I will not be going through the entirety of the four Gospels to point out how contradictions between one account and another make these texts difficult to use for historical purposes.  My previous post briefly summarized the situation with respect to the birth narratives, and similar statements could be made for numerous events of Jesus’ life as narrated in the Gospels.  In this post I’ll instead make an overall point about the kinds of problems one finds throughout these books.

Recall: the reason I’m dealing with this matter is that some readers have thought that the only reason biblical scholars identify contradictions in the New Testament is in order to show that these books aren’t inspired.  That’s not true at all.  My points so far are that New Testament *could* be inspired by God even if it has contradictions (I personally don’t think so, but that’s mainly because I’m an agnostic and so don’t think *anything* is inspired by God; but if I were a believer still I probably would think it is in some sense inspired) and that the contradictions matter for *other* things, not just for themselves.  In this case, they matter because two contradictory sources cannot both be right in their historical claims.  One could be right and the other wrong (at the point of contradiction), or both could be wrong, but both can’t be right.
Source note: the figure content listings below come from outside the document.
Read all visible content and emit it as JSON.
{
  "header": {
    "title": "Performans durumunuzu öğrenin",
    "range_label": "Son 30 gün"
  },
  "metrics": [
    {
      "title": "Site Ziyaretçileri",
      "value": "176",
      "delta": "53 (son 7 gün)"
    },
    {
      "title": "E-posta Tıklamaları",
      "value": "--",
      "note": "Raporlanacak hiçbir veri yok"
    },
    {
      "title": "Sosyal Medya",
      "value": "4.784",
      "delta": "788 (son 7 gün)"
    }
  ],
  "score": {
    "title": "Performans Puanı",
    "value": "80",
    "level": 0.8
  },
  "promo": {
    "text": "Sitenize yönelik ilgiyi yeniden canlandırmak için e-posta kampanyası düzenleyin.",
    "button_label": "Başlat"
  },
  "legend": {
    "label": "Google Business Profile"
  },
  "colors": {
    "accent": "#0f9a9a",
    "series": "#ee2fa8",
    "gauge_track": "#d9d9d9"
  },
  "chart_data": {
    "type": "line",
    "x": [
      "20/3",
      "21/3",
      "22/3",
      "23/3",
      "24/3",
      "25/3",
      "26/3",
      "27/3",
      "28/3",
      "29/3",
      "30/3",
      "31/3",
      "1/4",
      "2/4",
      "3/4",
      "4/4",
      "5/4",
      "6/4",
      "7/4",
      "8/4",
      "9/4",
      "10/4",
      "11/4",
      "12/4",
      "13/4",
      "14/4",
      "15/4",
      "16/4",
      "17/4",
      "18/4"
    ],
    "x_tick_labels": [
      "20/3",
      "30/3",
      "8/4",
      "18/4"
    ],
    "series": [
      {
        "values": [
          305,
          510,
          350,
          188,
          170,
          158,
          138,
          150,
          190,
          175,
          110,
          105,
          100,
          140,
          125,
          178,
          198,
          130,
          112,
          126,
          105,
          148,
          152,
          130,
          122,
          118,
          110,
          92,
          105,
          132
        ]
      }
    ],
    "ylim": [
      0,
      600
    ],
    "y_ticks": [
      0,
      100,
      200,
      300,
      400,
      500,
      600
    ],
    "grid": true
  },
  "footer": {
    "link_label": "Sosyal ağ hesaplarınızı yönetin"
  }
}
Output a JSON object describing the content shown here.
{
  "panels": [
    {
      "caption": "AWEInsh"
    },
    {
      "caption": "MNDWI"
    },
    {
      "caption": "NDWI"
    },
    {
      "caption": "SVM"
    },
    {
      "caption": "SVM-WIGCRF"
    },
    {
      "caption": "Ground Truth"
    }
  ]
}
Some of the contradictions affecting our understanding of the historical Jesus involve chronology of what happened when.  There are lots of picayune details that are at odds from one Gospel to another:  Did a man named Jairus come to beg Jesus to come help his daughter because she was sick and in danger of dying and needed to be healed or to come because she had already died and needed to be raised from the dead?  Well, what’s it matter?  I suppose it doesn’t matter if you don’t care what actually happened.